Jodie Whittaker's casting as the first actress to play the titular role in "Doctor Who" earned mixed responses from fans, who argued about her ability to do justice to the iconic character. While some were elated that the show finally decided to feature a female Doctor for the first time in over five decades, others were rather disappointed with the BBC's move to have the "Broadchurch" star on board.

'Doctor Who' actors argue over Whittaker's casting

Peter Davison, the fifth incarnation of the Doctor in the long-running series, shared the same sentiment with those who are not in favor of the decision.

Although he acknowledged that Jodie Whittaker is a "terrific actress," the veteran actor, however, questioned if she can deliver for the "Doctor Who" special.

“If I feel any doubts, it’s the loss of a role model for boys who I think Doctor Who is vitally important for," Davison said at Comic-Con 2017.

But contrary to Davison's thoughts on the casting, Colin Baker lauded BBC for appointing Whittaker as the 13th Time Lord in "Doctor Who." He even fired back at critics for threatening to boycott the show.

John Barrowman, on the other hand, thinks this controversy surrounding Whittaker's casting is a good sign for the show.

He even recalled a time when "Doctor Who" appointed David Tennant as the successor of Christopher Eccleston for the titular role in 2005.

"People weren’t happy about it. Seriously. There was a lot of upset, a lot of "This is ridiculous!" because David at that time was younger," he said -- as cited by EW. "We all had to accept everybody loving it and everybody hating it."

He went on and asked the fans to "give it a chance" and wait until they see Whittaker take on the iconic character.

Women in male-dominated productions

Barrowman's statements were supported by Karen Gillan -- who admitted that she was thrilled after she learned about the "Doctor Who" casting.

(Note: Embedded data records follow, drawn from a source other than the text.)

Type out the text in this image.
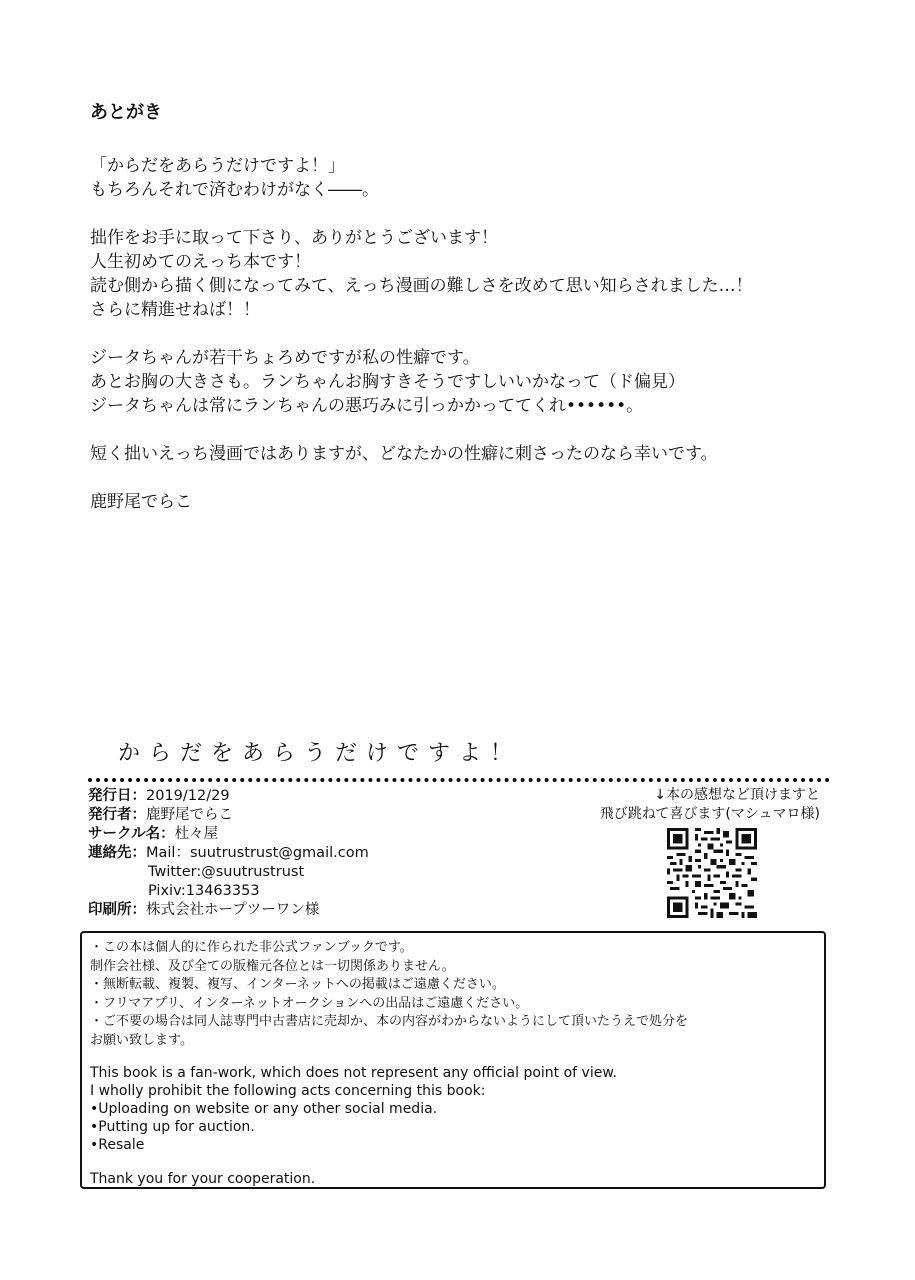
あとがき
「からだをあらうだけですよ！」
もちろんそれで済むわけがなく――。
拙作をお手に取って下さり、ありがとうございます！
人生初めてのえっち本です！
読む側から描く側になってみて、えっち漫画の難しさを改めて思い知らされました…！
さらに精進せねば！！
ジータちゃんが若干ちょろめですが私の性癖です。
あとお胸の大きさも。ランちゃんお胸すきそうですしいいかなって（ド偏見）
ジータちゃんは常にランちゃんの悪巧みに引っかかっててくれ••••••。
短く拙いえっち漫画ではありますが、どなたかの性癖に刺さったのなら幸いです。
鹿野尾でらこ
からだをあらうだけですよ！
発行日 ： 2019/12/29
発行者 ： 鹿野尾でらこ
サークル名 ： 杜々屋
連絡先 ： Mail：suutrustrust@gmail.com
Twitter:@suutrustrust
Pixiv:13463353
印刷所 ： 株式会社ホープツーワン様
↓本の感想など頂けますと
飛び跳ねて喜びます(マシュマロ様)
・この本は個人的に作られた非公式ファンブックです。
制作会社様、及び全ての版権元各位とは一切関係ありません。
・無断転載、複製、複写、インターネットへの掲載はご遠慮ください。
・フリマアプリ、インターネットオークションへの出品はご遠慮ください。
・ご不要の場合は同人誌専門中古書店に売却か、本の内容がわからないようにして頂いたうえで処分を
お願い致します。
This book is a fan-work, which does not represent any official point of view.
I wholly prohibit the following acts concerning this book:
•Uploading on website or any other social media.
•Putting up for auction.
•Resale
Thank you for your cooperation.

"I'm so excited because so many people were like, "It can't be a woman," And I'm like, "You're all insane, and of course she can." And now we have one ...

I'm completely delighted," she told ET Online.

The "Guardians of the Galaxy" actress even cited Kate Mulgrew's appointment as the first female captain in the "Star Trek" series and assured "Doctor Who" fans that a female incarnation of the titular character will be just fine.

Whittaker, on the other hand, confessed that she is "beyond excited" for this new project despite getting mixed responses.